Our industrious curatorial team has been even busier than usual recently; since November 2012 a steady stream of remarkable objects has been coming through our doors. Everything from taxidermy and shop fittings to road signs and pianos has been arriving by the vanload – where’s it all coming from?
All of these amazing objects are coming from Beamish’s huge off-site storage facility in County Durham – it’s a treasure trove of well over 2,200 historic objects, and we are emptying every single item out of it.
Last year we were awarded a special grant of £87,000 from Arts Council England to help us empty the old store and transfer the objects in it to better storage here at the museum. Every single item is being taken out and brought to Beamish for assessment, research, cleaning and conservation – it’s certainly keeping us occupied!
Stores are always an essential part of the way in which museums work: whenever you visit a museum of any kind, you’re usually only seeing a selection of the objects in the museum’s collection – the rest is usually in storage.
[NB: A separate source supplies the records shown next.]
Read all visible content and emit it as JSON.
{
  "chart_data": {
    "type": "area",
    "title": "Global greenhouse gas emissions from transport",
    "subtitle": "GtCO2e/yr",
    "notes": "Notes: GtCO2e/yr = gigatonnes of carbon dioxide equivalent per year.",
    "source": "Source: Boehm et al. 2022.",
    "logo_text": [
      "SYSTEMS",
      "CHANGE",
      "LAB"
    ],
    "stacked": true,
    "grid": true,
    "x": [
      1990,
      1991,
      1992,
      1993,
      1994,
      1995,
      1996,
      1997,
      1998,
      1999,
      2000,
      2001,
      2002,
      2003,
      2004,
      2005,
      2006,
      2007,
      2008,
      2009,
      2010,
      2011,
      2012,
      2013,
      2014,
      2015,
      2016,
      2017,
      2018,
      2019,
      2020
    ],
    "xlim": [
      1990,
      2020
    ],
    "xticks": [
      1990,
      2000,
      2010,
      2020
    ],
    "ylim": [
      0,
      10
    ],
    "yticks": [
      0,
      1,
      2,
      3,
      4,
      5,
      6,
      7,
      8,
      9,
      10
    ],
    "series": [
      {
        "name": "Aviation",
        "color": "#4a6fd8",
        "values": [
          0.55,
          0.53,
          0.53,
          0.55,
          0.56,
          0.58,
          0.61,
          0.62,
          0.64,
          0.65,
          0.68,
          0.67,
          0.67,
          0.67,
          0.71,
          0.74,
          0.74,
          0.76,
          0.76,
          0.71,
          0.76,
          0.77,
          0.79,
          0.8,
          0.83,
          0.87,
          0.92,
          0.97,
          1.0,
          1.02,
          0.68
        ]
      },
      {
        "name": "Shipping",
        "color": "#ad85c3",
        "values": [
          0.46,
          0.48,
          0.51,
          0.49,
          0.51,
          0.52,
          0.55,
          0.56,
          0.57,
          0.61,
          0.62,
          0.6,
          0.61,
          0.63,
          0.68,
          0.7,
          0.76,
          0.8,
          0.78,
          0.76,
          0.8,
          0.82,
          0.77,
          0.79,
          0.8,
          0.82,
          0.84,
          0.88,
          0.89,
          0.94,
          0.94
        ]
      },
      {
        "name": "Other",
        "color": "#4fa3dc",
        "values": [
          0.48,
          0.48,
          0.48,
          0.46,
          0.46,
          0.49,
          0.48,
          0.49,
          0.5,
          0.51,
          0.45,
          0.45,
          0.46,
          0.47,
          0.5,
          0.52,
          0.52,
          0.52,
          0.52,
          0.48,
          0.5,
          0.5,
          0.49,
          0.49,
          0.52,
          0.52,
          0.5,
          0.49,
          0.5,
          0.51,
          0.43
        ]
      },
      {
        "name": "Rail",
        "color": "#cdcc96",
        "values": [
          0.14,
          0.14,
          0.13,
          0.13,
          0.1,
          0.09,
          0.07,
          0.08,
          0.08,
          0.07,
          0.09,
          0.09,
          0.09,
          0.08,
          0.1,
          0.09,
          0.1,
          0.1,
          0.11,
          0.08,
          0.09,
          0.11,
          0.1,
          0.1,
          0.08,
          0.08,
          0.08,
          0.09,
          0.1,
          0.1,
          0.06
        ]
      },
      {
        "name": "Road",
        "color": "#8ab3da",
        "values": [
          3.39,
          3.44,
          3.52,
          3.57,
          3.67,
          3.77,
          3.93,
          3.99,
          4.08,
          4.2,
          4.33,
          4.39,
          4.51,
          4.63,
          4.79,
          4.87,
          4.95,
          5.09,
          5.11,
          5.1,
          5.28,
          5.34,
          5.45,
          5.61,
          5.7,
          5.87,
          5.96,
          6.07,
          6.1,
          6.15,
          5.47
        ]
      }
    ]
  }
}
Our stores help us to conserve and look after our collections properly and to use them more effectively. We’ve moved on since the old days though – the first storage facility Beamish used was an army camp!
Beamish’s first Director, Frank Atkinson carries a bed end through Brancepeth Camp, 1966
We are bringing those collections to the museum now so we can use them in some exciting future developments. These include a 1950s and 1980s area at the museum, new buildings for our Pit Village, and an open store where visitors can explore our incredible collection.
Getting everything out is a big and complex operation and everything has to be moved very carefully, but once it is all here at the museum, we can start using it.
There are some incredible objects in the stored collection, including John Walker’s apothecary shop from Stockton: Walker invented the friction match inside this very shop in 1826. There are also some eerie, mysterious things – like this little weighing machine with a wicker child’s seat attached. This is one of the objects that will be sent for special conservation work.
Weighing machine with child’s seat
Small or large, all of these objects are a valuable part of the history of the North East, and will help us tell this story to Beamish visitors. The team will be posting regular, detailed updates on the blog to give you a look behind the scenes of this project. We’ll be picking some of our favourite objects and telling you some stories about them, and showing you how we’re getting around some of the challenges of moving some very awkward things.
It’s an epic task, but it will definitely be worth it!